Zielsetzung des Moduls
Das Modul “Seid Menschen” verfolgt mehrere miteinander verwobene pädagogische Ziele: Die Jugendlichen lernen das Leben und Wirken von Margot Friedländer kennen und setzen sich mit der Bedeutung ihrer Erfahrungen für die heutige Gesellschaft auseinander. Sie entwickeln ein Verständnis für die historische Dimension des Nationalsozialismus und die Auswirkungen von Antisemitismus, Rassismus und Ausgrenzung.
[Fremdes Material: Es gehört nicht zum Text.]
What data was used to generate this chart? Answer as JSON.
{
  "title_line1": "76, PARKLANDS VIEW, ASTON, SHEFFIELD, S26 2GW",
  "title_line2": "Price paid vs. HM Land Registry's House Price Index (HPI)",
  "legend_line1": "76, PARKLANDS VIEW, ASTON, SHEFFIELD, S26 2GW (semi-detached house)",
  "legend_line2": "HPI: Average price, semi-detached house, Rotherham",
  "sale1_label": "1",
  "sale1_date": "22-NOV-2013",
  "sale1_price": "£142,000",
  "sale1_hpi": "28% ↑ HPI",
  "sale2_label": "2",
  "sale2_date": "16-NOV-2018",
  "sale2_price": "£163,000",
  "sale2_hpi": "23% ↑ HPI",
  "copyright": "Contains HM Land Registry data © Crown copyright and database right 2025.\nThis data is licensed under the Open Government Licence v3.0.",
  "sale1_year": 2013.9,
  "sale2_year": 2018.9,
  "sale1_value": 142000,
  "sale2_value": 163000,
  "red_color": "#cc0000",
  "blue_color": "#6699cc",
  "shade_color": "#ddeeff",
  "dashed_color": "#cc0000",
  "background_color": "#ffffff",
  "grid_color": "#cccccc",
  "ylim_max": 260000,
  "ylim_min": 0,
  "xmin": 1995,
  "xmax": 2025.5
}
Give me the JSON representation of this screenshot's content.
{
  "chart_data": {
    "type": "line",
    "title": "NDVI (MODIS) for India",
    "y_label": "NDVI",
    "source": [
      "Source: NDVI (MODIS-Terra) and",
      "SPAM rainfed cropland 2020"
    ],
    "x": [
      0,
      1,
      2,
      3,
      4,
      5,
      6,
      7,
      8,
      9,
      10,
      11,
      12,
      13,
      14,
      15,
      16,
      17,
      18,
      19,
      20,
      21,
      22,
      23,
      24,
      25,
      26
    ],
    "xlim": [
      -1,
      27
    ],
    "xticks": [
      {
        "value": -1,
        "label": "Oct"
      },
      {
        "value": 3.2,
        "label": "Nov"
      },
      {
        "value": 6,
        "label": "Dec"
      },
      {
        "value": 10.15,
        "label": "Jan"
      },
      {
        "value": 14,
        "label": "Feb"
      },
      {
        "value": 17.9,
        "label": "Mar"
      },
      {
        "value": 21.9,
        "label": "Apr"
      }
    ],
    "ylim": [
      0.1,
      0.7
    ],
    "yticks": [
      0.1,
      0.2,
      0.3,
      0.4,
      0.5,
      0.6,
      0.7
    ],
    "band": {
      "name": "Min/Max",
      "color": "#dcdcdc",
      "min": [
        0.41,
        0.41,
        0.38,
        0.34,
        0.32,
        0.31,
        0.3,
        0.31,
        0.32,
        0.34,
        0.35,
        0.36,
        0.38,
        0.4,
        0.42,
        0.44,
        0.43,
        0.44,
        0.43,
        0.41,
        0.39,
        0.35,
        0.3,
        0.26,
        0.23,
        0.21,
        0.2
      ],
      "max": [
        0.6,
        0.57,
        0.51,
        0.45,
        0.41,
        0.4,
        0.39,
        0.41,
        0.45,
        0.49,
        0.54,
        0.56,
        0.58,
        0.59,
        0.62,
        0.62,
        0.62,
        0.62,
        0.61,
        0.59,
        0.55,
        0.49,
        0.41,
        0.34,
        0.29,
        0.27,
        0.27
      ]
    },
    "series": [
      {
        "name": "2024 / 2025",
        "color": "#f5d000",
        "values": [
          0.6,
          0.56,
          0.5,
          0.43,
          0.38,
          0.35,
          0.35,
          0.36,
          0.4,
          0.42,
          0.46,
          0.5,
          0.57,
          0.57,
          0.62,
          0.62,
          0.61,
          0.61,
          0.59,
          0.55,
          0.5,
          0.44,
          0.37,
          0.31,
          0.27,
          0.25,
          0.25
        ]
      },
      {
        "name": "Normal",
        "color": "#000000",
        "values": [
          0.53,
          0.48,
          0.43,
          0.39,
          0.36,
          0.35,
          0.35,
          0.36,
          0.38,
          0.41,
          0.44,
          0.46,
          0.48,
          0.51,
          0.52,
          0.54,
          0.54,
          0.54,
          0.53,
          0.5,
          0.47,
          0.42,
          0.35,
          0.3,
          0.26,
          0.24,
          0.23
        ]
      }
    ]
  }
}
Die Teilnehmenden erkennen Parallelen zu heutigen Erscheinungsformen von Diskriminierung, Hass und Rechtsextremismus – in digitalen wie realen Räumen. Sie werden gestärkt darin, eigene Standpunkte zu entwickeln, Empathie zu zeigen und im Alltag mutig für andere einzutreten.
Einstieg und Atmosphäre schaffen
Die Gruppe beginnt im Kreis, idealerweise in einer Sitzordnung, die Nähe und Offenheit ermöglicht. Die Teamleiter*innen begrüßen die Teilnehmenden und eröffnen die Runde. Anschließend wird der Name Margot Friedländer genannt. Die Gruppe wird gefragt, ob jemand den Namen schon einmal gehört hat. Die Jugendleiter*innen erklären, dass Margot Friedländer 1921 in Berlin geboren wurde, als Jüdin verfolgt wurde, ihre Familie im Holocaust verlor, sich verstecken musste, überlebte und Jahrzehnte später nach Deutschland zurückkehrte, um zu erzählen. Zum Einstieg wird ein kurzes Audio-Zitat oder Videoclip von Margot Friedländer abgespielt etwa aus einer öffentlichen Rede, in der sie den Satz “Seid Menschen” sagt. Alternativ wird ein Textausschnitt vorgelesen. Die Jugendlichen werden eingeladen, kurz zu sagen, was der Satz “Seid Menschen” für sie spontan bedeutet.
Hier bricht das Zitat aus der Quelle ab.